The discussions under way are in stark contrast to Beijing’s prior efforts of pouring colossal resources into the chip industry, including setting up the National Integrated Circuit Industry Investment Fund in 2014.
That vehicle lies at the heart of Xi’s unhappiness with Beijing’s prior philosophy. Known within the industry as the Big Fund, it drew about US$45 billion in capital and backed scores of companies, including China’s chipmaking champions Semiconductor Manufacturing International Corp (SMIC, 中芯國際) and Yangtze Memory Technologies Co (長江儲存).
Xi’s administration grew frustrated that tens of billions of dollars funneled into the industry over the past decade have not produced breakthroughs that allow China to compete with the US on a more equal footing. SMIC and Yangtze, arguably the two most advanced Chinese semiconductor players, were crippled by US sanctions.

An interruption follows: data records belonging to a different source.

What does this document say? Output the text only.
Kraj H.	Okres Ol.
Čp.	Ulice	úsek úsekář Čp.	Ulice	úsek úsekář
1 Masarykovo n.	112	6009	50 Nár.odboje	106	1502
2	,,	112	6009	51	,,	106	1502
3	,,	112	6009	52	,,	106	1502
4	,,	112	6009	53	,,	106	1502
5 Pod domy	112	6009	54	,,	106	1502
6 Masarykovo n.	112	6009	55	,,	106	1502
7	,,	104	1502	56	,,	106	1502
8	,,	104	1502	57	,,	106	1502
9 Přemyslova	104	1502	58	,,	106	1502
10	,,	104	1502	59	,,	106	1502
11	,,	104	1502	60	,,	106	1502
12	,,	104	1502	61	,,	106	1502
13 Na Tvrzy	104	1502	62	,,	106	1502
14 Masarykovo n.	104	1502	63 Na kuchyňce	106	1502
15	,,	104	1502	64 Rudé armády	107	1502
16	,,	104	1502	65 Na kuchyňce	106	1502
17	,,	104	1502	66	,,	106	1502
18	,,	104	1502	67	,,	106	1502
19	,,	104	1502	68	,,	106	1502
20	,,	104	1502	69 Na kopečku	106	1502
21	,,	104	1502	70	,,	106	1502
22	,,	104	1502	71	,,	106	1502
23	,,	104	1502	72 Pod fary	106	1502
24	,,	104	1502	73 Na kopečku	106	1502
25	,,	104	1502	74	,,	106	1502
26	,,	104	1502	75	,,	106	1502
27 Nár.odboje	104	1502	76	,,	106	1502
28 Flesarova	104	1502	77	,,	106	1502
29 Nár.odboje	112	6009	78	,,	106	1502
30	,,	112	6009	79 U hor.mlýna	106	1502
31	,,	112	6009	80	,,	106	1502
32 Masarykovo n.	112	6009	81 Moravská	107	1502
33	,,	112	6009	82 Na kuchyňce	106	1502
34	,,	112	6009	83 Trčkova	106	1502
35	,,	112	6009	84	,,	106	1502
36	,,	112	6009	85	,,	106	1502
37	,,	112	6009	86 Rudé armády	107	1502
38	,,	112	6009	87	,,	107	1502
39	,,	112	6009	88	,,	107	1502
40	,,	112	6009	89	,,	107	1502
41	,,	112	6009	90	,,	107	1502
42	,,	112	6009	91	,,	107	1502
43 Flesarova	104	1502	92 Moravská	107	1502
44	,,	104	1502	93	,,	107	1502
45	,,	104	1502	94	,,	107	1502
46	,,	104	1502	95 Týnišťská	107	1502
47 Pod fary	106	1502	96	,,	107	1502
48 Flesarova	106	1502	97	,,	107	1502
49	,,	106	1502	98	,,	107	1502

Senior Beijing officials ordered a flurry of anti-graft probes into top industry figures last summer, blaming corruption for wasted and inefficient investment.
The Big Fund is likely to lose its stature as a result, the people said.
Chinese officials recently discussed whether to offer additional incentives for domestic semiconductor companies, the people said.
However, many reckoned it would be difficult to pool a substantial amount after Beijing had spent heavily to combat COVID-19 over past years, they said.
Instead, officials are now asking local semiconductor material suppliers to cut prices to provide support to their domestic customers, they added.
Weak tax revenue, declining land sales and the cost of stemming COVID-19 have squeezed the government’s finances, pushing the fiscal deficit to a record last year.
Meanwhile, the US is proving increasingly aggressive in going after China’s technological ambitions.
Last year, it accelerated a campaign to contain Beijing’s chip endeavors, wielding various tools, including export controls, to deter China’s progress in emerging technologies.
That was part of efforts to maintain what US National Security Adviser Jake Sullivan called “as large of a lead as possible.”
Its key allies, including the Netherlands and Japan, have also agreed in principle to tighten controls over the export of advanced chipmaking machinery to China, Bloomberg News has reported, in what might be another potentially debilitating blow to Beijing’s grand chip plans.